Примо Леви - Человек ли это?
Мы безмолвно смотрели на них. Все было необъяснимо, дико, но одно мы поняли: такая же метаморфоза произойдет и с нами, завтра и мы станем такими же.
Сам не помню, как я очутился в крытом кузове грузовика вместе с тремя десятками других мужчин. Грузовик сорвался с места и помчался на полной скорости в темноту, видно ничего не было, но по заносам и тряске чувствовалось, что дорога разбита и все время петляет. Едем без охраны? Может, спрыгнуть вниз? Слишком поздно, слишком поздно, мы и так летим «вниз». К тому же вскоре обнаруживается, что охрана есть, но несколько необычная: один-единственный немецкий солдат, правда вооруженный. Мы не видим в темноте оружия, но ощущаем его холодную твердость всякий раз, когда на вираже нас заносит то влево, то вправо.

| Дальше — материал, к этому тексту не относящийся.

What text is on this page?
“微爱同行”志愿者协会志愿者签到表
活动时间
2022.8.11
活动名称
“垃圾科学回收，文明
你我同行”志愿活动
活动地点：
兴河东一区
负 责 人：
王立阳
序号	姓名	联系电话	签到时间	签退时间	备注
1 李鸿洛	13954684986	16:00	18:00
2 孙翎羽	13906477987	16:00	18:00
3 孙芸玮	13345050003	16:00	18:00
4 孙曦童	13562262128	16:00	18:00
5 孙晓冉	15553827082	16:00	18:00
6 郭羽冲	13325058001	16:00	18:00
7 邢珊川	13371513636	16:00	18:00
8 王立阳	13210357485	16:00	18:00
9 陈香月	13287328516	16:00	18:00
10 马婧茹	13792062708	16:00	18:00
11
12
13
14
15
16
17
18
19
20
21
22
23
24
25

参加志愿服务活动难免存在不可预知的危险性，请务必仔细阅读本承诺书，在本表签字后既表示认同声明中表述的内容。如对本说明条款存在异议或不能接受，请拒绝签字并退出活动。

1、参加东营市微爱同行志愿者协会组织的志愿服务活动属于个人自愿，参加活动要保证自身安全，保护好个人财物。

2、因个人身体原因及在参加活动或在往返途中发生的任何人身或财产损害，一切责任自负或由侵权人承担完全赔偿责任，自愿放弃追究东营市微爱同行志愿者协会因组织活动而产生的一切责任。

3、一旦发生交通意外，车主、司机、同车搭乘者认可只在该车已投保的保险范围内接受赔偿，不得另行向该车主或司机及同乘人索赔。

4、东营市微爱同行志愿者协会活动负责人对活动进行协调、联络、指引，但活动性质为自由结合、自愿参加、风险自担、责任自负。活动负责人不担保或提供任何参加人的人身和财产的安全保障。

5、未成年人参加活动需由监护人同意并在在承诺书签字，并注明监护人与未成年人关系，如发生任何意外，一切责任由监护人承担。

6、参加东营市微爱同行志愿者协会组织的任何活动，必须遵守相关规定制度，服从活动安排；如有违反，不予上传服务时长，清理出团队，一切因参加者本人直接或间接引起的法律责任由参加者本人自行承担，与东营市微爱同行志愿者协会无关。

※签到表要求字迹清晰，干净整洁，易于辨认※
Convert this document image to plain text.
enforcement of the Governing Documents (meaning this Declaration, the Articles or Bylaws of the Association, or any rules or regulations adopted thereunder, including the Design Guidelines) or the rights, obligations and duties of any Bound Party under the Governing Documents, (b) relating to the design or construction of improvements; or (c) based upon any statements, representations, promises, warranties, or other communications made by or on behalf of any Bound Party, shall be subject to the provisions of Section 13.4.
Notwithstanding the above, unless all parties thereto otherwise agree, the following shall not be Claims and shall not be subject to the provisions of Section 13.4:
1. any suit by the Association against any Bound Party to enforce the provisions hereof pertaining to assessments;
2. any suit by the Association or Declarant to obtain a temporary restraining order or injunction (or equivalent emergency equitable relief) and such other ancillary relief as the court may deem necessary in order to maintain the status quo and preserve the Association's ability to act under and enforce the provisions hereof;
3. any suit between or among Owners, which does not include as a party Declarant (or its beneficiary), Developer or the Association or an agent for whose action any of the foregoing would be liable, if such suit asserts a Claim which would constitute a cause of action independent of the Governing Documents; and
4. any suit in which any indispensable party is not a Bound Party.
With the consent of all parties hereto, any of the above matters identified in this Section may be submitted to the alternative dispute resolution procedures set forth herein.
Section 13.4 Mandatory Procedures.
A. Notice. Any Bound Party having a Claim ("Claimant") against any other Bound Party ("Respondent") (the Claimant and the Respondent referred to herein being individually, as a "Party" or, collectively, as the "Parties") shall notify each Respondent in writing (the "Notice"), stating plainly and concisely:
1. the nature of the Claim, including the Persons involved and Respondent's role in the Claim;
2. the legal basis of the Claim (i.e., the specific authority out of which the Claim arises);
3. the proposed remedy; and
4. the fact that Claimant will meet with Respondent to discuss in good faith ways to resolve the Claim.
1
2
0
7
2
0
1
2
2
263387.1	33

Солдат зажигает карманный фонарик, но вместо подходящего к случаю «О, горе вам, проклятый род!»[4], вежливо обращаясь к каждому, спрашивает по-немецки и с помощью жестов, есть ли у нас деньги и часы и не отдадим ли мы их ему, ведь нам самим они все равно больше не понадобятся. Ясно, что он действует не по приказу и не по инструкции, просто наш Харон решил проявить небольшую личную инициативу. Нам смешно и грустно, даже, как ни странно, на душе полегчало.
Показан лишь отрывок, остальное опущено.